I have a table called trends_points
, this table has the following columns:
Now, I'm trying to run a query on this table which will get the rows in a specific time frame ordered by how many times the column term
appears in the table during the specific timeframe...So for example if the table has the following rows:
id | userId | term | time
------------------------------------
1 28 new year 1262231638
2 37 new year 1262231658
3 1 christmas 1262231666
4 34 new year 1262231665
5 12 christmas 1262231667
6 52 twitter 1262231669
I'd like the rows to come out ordered like this:
new year
christmas
twitter
This is because "new year" exists three times in the timeframe, "christmas" exists twice and "twitter" is only in one row.
So far I've asummed it's a simple WHERE for the specific timeframe part of the query and a GROUP BY to stop the same term from coming up twice in the list.
This makes the following query:
SELECT *
FROM `trends_points`
WHERE ( time >= <time-period_start>
AND time <= <time-period_end> )
GROUP BY `term`
Does anyone know how I'd do the final part of the query? (Ordering the query's results by how many rows contain the same "term" column value..).
Use:
SELECT tp.term,
COUNT(*) 'term_count'
FROM TREND_POINTS tp
WHERE tp.time BETWEEN <time-period_start> AND <time-period_end>
GROUP BY tp.term
ORDER BY term_count DESC, tp.term
See this question about why to use BETWEEN vs using the >=/<= operators.

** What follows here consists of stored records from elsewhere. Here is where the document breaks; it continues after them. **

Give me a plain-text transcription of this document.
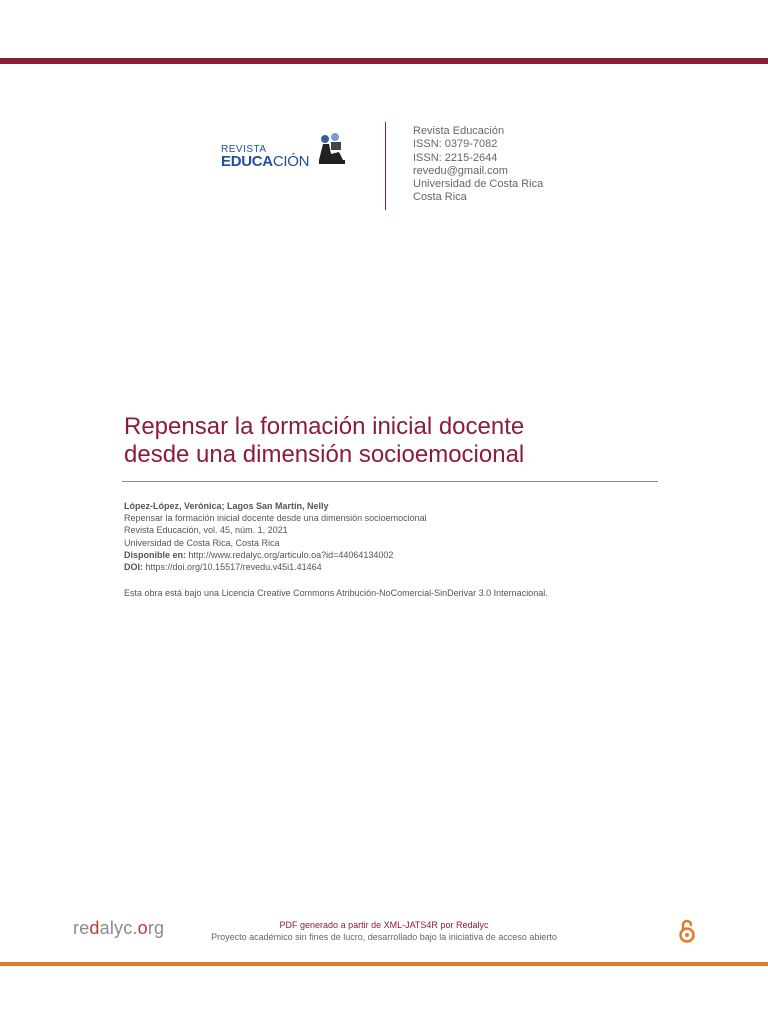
REVISTA
EDUCACIÓN
Revista Educación
ISSN: 0379-7082
ISSN: 2215-2644
revedu@gmail.com
Universidad de Costa Rica
Costa Rica
Repensar la formación inicial docente
desde una dimensión socioemocional
López-López, Verónica; Lagos San Martín, Nelly
Repensar la formación inicial docente desde una dimensión socioemocional
Revista Educación, vol. 45, núm. 1, 2021
Universidad de Costa Rica, Costa Rica
Disponible en: http://www.redalyc.org/articulo.oa?id=44064134002
DOI: https://doi.org/10.15517/revedu.v45i1.41464
Esta obra está bajo una Licencia Creative Commons Atribución-NoComercial-SinDerivar 3.0 Internacional.
redalyc.org	PDF generado a partir de XML-JATS4R por Redalyc
Proyecto académico sin fines de lucro, desarrollado bajo la iniciativa de acceso abierto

Keep in mind there can be ties - the order by defaults to alphabetically shorting by term value when this happens, but there could be other criteria.
Also, if you want to additionally limit the number of rows/terms coming back you can add the LIMIT
clause to the end of the query. For example, this query will return the top five terms:
SELECT tp.term,
COUNT(*) 'term_count'
FROM TREND_POINTS tp
WHERE tp.time BETWEEN <time-period_start> AND <time-period_end>
GROUP BY tp.term
ORDER BY term_count DESC, tp.term
LIMIT 5